The skills directory and the agents directory described the same things. The agents directory was already the canonical version. The brain skills are still on disk — but they're deprecated in practice. The agents in ~/.claude/agents/ are what the session actually uses.


What changed in practice

Before: every session started with the full flat-file contents inlined, whether the session was about prxps, magerblog, Japanese study, or nothing in particular. A session debugging a CSS issue carried the full BeatBrain project history in context for no reason.

After: identity and soul load unconditionally (they're short, they're always relevant). Everything else is retrieved on demand. The brain can accumulate entries indefinitely without the session prompt growing. gbrain query "japan trip planning" pulls the relevant travel notes; a session about something else doesn't see them.

The query mechanism also changes how the brain gets written. Flat files required manual curation — edit MEMORY.md, add a dated section, commit. gbrain accepts a put with a well-chosen slug. New entries don't require touching old ones.


What's not done yet

Vector search requires an OpenAI API key for embedding generation. Without it, retrieval falls back to keyword search (BM25), which is still useful but misses semantic matches.
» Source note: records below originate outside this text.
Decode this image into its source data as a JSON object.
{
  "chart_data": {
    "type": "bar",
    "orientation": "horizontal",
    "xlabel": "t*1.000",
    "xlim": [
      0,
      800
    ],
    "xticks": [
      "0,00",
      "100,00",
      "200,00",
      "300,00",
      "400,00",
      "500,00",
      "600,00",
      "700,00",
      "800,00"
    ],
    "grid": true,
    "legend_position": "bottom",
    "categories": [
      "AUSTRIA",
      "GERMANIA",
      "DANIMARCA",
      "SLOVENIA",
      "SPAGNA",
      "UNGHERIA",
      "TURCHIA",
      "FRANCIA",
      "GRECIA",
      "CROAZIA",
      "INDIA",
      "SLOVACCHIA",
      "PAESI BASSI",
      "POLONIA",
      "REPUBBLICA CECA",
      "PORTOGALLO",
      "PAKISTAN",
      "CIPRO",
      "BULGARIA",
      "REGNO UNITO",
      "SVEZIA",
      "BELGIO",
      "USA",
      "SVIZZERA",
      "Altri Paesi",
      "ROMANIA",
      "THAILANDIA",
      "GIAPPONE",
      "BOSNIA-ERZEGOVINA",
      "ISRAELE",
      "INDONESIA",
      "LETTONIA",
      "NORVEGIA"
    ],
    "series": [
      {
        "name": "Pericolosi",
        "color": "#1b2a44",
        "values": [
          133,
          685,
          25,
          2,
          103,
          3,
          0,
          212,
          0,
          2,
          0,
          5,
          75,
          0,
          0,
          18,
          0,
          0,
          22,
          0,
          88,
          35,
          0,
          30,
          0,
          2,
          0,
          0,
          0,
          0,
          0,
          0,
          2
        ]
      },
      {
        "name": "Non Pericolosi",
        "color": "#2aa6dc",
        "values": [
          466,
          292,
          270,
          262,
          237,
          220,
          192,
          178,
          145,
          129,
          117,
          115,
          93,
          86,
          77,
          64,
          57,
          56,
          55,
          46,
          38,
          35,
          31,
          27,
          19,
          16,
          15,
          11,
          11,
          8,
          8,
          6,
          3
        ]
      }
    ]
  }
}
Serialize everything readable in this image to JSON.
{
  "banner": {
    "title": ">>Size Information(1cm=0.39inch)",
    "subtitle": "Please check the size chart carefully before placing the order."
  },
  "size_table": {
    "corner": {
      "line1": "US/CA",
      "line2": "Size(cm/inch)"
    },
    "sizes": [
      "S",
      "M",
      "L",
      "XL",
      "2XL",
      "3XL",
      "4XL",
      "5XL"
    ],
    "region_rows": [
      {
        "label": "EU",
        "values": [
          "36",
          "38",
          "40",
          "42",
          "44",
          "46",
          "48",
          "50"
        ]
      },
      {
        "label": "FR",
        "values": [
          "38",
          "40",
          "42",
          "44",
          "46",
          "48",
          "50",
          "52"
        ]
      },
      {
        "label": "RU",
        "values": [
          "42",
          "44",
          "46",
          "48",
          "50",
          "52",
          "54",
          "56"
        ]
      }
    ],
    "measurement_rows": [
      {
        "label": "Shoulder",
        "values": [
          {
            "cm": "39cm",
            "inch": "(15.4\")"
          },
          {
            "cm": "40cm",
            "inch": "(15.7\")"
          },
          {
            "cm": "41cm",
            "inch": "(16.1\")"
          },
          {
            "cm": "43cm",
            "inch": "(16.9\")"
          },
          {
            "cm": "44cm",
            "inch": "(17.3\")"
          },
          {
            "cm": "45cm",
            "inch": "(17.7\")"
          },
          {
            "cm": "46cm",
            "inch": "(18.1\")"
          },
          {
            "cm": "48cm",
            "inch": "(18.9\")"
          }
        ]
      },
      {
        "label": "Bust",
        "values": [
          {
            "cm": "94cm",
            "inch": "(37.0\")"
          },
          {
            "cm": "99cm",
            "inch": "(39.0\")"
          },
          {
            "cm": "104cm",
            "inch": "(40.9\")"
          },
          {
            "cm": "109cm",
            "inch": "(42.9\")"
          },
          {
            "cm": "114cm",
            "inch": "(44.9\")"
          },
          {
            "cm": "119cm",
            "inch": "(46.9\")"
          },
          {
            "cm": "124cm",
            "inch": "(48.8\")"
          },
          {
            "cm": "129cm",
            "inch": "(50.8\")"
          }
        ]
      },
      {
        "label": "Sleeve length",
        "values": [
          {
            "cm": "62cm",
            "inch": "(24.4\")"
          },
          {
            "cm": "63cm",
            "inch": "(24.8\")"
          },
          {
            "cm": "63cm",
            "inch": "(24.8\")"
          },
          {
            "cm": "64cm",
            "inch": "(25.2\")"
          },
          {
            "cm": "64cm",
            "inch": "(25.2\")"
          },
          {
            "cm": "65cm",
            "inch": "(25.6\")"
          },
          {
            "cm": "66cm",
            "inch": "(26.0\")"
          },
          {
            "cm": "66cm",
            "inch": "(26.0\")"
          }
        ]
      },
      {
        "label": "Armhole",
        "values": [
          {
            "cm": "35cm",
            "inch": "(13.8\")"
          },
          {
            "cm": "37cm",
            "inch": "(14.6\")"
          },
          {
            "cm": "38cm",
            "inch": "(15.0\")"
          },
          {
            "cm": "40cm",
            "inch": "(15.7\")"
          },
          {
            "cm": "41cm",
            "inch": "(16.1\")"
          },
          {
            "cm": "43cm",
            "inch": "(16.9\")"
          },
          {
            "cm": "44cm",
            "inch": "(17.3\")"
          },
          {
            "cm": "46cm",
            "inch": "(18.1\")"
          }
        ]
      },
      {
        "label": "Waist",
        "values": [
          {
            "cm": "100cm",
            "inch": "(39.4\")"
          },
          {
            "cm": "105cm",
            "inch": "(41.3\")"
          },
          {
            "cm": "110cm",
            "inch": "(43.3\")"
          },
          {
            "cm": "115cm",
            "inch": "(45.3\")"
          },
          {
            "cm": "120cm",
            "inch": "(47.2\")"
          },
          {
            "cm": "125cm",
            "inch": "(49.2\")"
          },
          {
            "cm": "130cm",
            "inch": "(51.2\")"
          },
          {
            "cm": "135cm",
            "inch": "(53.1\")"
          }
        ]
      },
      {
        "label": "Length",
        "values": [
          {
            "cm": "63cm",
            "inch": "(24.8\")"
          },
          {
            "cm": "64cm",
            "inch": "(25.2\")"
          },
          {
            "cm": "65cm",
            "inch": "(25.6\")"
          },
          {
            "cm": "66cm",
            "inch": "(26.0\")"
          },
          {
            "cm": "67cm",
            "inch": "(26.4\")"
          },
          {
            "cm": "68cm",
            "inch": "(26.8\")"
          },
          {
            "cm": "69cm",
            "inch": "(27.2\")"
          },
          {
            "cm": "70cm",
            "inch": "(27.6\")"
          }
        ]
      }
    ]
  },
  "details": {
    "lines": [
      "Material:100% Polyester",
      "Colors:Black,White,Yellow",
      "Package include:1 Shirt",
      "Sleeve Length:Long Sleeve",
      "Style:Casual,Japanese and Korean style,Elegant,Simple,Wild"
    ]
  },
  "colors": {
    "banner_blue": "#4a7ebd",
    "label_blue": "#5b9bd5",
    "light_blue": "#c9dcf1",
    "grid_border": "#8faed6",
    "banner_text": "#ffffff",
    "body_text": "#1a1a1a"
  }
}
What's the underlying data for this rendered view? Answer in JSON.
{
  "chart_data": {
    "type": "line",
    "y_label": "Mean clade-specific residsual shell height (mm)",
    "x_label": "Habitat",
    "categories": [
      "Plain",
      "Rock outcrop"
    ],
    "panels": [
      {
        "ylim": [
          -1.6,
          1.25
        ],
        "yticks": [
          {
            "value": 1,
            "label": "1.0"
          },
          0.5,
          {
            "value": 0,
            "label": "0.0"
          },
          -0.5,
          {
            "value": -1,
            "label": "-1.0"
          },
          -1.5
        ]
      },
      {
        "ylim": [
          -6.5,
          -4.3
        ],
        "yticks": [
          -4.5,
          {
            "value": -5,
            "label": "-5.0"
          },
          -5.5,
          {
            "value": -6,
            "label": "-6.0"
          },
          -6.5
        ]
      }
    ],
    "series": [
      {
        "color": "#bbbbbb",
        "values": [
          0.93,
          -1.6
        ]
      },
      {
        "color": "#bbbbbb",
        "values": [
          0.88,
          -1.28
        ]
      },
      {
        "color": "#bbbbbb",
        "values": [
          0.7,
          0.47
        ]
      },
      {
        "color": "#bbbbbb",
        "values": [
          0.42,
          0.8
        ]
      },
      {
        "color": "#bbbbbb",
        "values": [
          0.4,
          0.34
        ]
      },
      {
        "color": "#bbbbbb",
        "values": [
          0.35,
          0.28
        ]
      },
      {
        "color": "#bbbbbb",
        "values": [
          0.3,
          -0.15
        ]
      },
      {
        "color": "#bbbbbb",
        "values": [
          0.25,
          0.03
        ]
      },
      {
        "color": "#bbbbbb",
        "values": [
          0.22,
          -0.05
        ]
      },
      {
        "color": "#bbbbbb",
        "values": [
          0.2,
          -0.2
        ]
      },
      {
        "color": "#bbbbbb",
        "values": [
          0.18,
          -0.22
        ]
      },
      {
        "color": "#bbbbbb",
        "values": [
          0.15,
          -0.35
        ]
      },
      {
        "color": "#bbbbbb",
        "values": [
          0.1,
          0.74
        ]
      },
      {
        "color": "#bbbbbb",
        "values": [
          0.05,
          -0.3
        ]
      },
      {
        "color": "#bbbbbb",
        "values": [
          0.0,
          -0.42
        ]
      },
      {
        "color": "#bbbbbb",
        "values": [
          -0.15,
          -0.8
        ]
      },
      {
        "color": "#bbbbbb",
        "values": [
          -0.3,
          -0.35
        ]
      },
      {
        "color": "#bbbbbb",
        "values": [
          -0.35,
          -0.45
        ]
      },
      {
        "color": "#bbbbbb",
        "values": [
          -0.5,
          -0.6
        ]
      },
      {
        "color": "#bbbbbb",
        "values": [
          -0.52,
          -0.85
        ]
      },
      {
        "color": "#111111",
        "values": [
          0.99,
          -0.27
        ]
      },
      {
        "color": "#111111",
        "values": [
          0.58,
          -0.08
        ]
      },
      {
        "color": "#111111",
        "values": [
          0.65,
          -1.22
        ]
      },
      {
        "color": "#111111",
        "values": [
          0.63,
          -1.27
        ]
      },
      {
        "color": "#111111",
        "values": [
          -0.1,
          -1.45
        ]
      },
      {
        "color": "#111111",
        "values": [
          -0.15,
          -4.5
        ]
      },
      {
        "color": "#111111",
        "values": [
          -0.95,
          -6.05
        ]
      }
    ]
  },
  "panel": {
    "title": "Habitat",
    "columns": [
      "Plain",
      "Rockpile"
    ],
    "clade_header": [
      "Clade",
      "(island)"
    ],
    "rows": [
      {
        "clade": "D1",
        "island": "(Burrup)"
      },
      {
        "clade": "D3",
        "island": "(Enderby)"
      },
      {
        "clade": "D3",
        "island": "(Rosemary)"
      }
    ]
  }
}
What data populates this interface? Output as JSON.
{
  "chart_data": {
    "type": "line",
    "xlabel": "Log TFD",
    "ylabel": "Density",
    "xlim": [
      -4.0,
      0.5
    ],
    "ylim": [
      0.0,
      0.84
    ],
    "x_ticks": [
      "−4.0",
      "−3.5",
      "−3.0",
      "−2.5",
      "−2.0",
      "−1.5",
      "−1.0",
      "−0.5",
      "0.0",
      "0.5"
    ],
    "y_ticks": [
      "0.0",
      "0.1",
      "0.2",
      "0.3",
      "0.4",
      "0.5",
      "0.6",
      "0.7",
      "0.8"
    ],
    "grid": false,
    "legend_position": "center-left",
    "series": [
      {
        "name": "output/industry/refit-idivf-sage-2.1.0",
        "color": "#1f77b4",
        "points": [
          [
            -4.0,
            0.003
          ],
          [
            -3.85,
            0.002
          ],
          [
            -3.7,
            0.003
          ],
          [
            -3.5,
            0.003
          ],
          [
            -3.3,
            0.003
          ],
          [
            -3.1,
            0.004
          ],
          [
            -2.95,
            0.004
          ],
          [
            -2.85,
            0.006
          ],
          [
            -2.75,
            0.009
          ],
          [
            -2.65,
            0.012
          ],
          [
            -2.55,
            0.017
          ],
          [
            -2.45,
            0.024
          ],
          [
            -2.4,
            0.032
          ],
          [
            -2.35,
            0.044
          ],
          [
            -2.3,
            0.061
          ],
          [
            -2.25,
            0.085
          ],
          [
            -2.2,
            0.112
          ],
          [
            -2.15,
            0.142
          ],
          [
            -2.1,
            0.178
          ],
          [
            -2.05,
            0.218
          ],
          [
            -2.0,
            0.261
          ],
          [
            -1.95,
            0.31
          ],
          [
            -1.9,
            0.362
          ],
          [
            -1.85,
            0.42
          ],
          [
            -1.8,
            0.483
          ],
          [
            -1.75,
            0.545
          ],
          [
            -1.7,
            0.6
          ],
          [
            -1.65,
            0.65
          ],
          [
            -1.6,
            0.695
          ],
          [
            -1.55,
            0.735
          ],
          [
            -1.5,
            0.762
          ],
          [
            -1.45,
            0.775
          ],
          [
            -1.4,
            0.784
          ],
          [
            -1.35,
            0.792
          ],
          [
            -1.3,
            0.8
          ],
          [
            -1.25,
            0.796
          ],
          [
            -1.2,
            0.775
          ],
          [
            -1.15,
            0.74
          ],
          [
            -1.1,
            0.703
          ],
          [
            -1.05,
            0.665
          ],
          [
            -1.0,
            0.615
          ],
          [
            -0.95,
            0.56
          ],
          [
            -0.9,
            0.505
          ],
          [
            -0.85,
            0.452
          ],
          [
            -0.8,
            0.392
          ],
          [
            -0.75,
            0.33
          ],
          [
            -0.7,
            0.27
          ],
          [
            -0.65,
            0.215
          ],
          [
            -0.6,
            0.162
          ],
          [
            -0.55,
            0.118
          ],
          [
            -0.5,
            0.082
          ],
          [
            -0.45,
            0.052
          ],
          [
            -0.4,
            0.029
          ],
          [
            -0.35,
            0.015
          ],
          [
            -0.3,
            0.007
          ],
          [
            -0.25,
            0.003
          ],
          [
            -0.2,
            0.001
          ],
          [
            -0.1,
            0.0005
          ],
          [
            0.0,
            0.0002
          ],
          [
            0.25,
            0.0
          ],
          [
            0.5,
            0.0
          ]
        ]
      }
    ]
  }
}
I haven't set the key yet — keyword search is handling the current load.

The dream cycle (gbrain's nightly maintenance pass: backlinks, entity extraction, embeddings, orphan detection) isn't scheduled. That's the next step. The brain improves while you sleep, but only if you wire the cron.

The flat files in ~/Code/brain/ are still there. I'll keep them as a backup until I'm confident the gbrain queries surface everything they used to. After a few weeks of using the retrieval path, I'll archive them.


The migration took about an hour including debugging the pipeline gotcha. The brain is larger than it was, the session prompt is smaller, and the retrieval model actually scales. The flat files did their job for three months. gbrain is what comes next.